When I joined Eadeco, the company was in a difficult place. Losses had doubled in the previous quarter, sales were falling even as marketing costs rose, and much of the money being spent had no clear connection to revenue growth. On top of that, overheads were becoming an unsustainable burden. In my first 30 days, I knew it was important to act quickly. I raised the alarm and began reviewing every line of expenditure in detail. I worked side by side with our Finance and Operations GM, and together we stayed late nights poring over the numbers, determined to identify the real causes and stop the bleeding. Numbers tell a story, and when you listen closely enough, they reveal the path forward. The real turning point came with the actions we took after that initial review. We streamlined the supply chain, which alone saved us nearly THB 5 million. Just as importantly, we completely restructured our e-commerce strategy. For years, it had been our biggest loss-making channel, managed by an outside partner who added little value. By cutting unnecessary overheads and bringing the channel in-house, we were able to transform it from a constant drain into one of our most profitable growth drivers.
When we looked at upgrades, we didn’t start with trends like AI. Instead, we asked what would ease daily pain for our teams. Conversations with operations pointed to warehouse management as the biggest gap. We adopted a platform that links WMS with finance, replacing costly scanners with mobile phones. Technology should not just look impressive; it should make work simpler and more efficient. The impact has been immediate: reporting is automated, commission payouts happen instantly, and we are building an in-house e-commerce system to bring every channel into one unified view.
E-commerce was my biggest test. Costs were high, sales were weak, and our third-party operator was slowing us down. Many believed it could not be fixed, but I had worked with e-commerce customers before and knew recovery was possible. The first step was ending our reliance on the external partner, a process that took eight months of approvals. We then cut ads that did not convert, created a fair incentive plan, fixed billing issues, and built our own fulfilment system. Within six months, sales more than doubled year on year, and the channel shifted from heavy losses to a core profit engine. I am proud that finance led this transformation and proved our function can add real value.
I believe leadership is about preparing others rather than holding on to control. At Eadeco, we follow situational leadership, recognising that some people need clear direction while others grow best when given freedom to try, fail, and learn. We hand over real responsibility, encouraging people to run projects, make choices, and gain confidence through experience. My rule is simple: if the team waits for me to decide everything, then I have failed them. In e-commerce, we introduced a transparent incentive plan that rewards both teamwork and individual results, which helped sales grow 101 percent in early 2025.

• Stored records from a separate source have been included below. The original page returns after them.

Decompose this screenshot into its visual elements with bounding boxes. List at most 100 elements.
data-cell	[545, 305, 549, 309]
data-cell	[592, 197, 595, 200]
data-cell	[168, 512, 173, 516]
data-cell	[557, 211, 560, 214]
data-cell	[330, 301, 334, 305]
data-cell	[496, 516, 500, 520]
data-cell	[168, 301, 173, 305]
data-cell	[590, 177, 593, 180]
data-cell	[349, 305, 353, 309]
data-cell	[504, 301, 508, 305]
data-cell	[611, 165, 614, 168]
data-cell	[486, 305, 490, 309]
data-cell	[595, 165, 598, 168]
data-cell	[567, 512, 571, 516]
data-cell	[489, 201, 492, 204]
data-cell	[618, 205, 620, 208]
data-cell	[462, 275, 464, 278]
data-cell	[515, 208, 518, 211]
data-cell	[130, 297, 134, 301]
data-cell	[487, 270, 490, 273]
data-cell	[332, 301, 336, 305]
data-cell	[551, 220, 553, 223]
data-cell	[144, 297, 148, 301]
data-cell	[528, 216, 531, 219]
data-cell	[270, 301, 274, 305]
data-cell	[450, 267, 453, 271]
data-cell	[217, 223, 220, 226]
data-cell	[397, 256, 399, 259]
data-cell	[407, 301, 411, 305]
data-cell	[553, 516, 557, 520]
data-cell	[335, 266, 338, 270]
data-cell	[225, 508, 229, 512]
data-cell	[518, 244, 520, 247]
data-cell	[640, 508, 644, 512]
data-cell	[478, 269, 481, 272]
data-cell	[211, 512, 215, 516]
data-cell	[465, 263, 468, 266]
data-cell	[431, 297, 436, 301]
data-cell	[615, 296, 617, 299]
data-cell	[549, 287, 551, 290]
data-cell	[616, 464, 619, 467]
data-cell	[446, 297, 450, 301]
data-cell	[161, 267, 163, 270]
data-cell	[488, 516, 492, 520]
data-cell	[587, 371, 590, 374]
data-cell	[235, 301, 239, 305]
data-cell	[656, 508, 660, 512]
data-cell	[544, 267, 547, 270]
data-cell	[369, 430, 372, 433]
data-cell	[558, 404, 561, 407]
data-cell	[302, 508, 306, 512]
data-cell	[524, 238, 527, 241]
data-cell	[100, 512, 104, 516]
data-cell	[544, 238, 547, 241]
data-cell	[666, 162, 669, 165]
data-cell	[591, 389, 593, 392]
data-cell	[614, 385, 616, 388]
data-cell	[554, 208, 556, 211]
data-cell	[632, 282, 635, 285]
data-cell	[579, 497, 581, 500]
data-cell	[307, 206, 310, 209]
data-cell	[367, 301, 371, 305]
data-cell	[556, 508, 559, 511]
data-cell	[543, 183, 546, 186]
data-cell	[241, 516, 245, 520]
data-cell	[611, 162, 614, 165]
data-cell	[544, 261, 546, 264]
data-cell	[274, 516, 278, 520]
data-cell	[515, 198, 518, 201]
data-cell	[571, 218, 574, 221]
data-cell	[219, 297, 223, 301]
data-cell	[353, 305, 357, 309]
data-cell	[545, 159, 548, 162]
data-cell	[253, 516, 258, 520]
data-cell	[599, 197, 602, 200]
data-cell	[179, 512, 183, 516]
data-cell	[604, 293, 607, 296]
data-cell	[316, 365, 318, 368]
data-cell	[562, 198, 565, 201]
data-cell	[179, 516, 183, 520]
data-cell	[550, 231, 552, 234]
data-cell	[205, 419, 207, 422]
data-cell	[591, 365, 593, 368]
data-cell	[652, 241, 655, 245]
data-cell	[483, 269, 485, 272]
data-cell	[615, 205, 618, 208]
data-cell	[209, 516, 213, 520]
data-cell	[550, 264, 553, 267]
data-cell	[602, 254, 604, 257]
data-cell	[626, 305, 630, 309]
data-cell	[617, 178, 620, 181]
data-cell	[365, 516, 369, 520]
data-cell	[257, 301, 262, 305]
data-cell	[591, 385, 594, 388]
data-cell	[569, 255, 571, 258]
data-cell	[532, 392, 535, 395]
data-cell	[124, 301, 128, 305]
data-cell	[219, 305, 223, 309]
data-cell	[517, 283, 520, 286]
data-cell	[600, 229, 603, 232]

Supply chains are evolving quickly. Buyers are no longer focused on price alone—they also want proof of responsible sourcing, reduced carbon and water impact, fair work, and reliable delivery even in times of disruption. The future lies in data-rich, ESGlinked supply chains where every batch and shipment is traceable, with its environmental and social footprint clearly attached. Trust will belong to companies that can prove where their products come from and how responsibly they are made.